Crypto signal track record guide

How to review a crypto signal provider track record.

A track record should be more than a highlight reel. The useful version preserves original calls, complete periods, open trades, corrections, costs, missing data, and market context.

Fast answer

A track record is only useful when the missing pieces are labeled.

Ask whether the record includes every call in the period, how open trades are treated, whether fees and slippage are considered, and how corrections are handled. A provider that shows only selected outcomes is not giving a reviewable track record.

Reader rule

Trust the audit trail more than the summary.
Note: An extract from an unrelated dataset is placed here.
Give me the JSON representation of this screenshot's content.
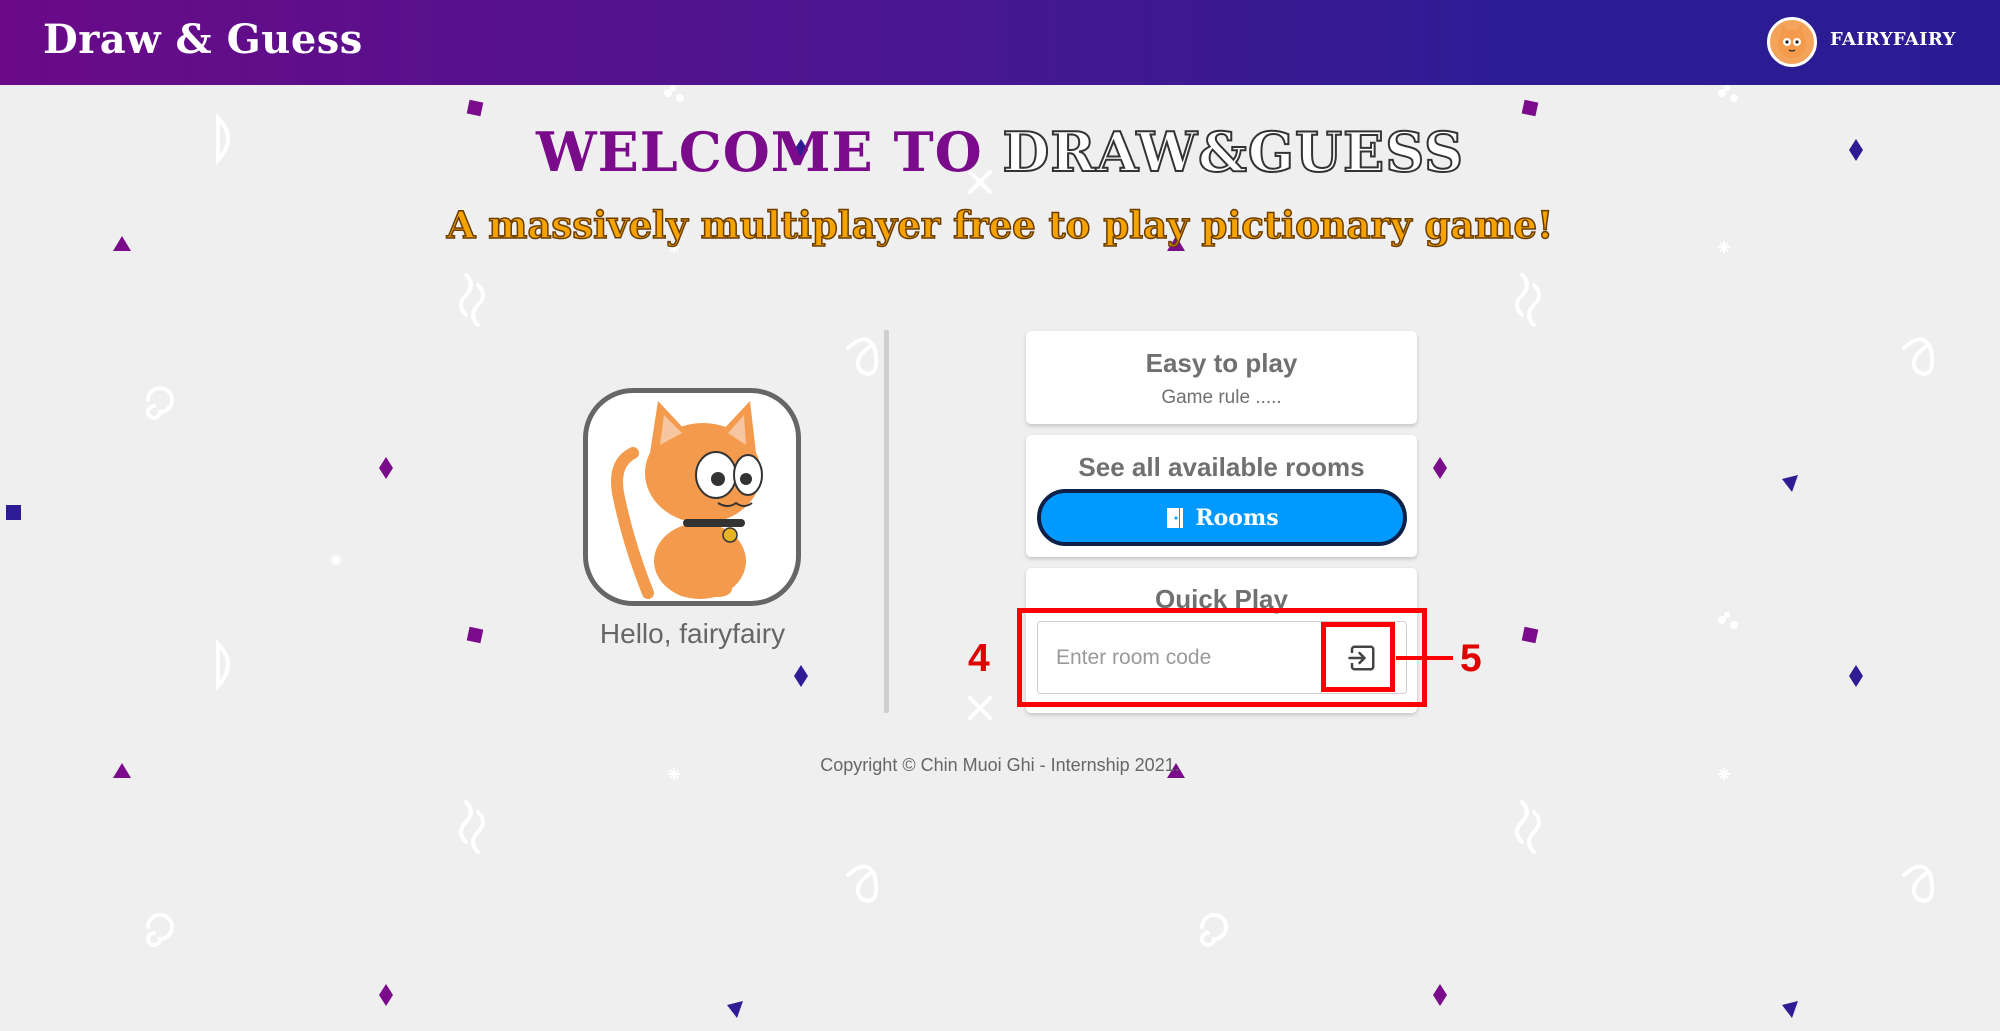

Summaries are useful only when the source records can be checked.

Record quality

What a signal track record should show.

Complete period

Weekly, monthly, or yearly records should include the full chosen period, not only good stretches.

Original source

Every row should map back to the original signal, update, stop movement, and closure note.

Open trades

Unclosed calls need their own status so old drawdown cannot disappear from the sample.

Corrections

Parser errors can be corrected, but corrections should be labeled and logged.

Claim quality

Past records do not prove future calls.

Investor.gov notes that past performance does not necessarily predict future results and warns readers to understand how claims are calculated. FINRA communications rules also caution against implying that past performance will recur. For signal rooms, this means a track record should support due diligence, not promise a future outcome.

Review standard

A good track record is boring and reproducible.

The strongest provider record can be exported, sampled, corrected, and explained without changing the outcome. If the history depends on unverifiable screenshots, keep the evidence status low.

Risk disclosure

Track records are due-diligence inputs, not promises.

This guide is educational only. It does not verify any provider, signal room, exchange, token, or trading strategy.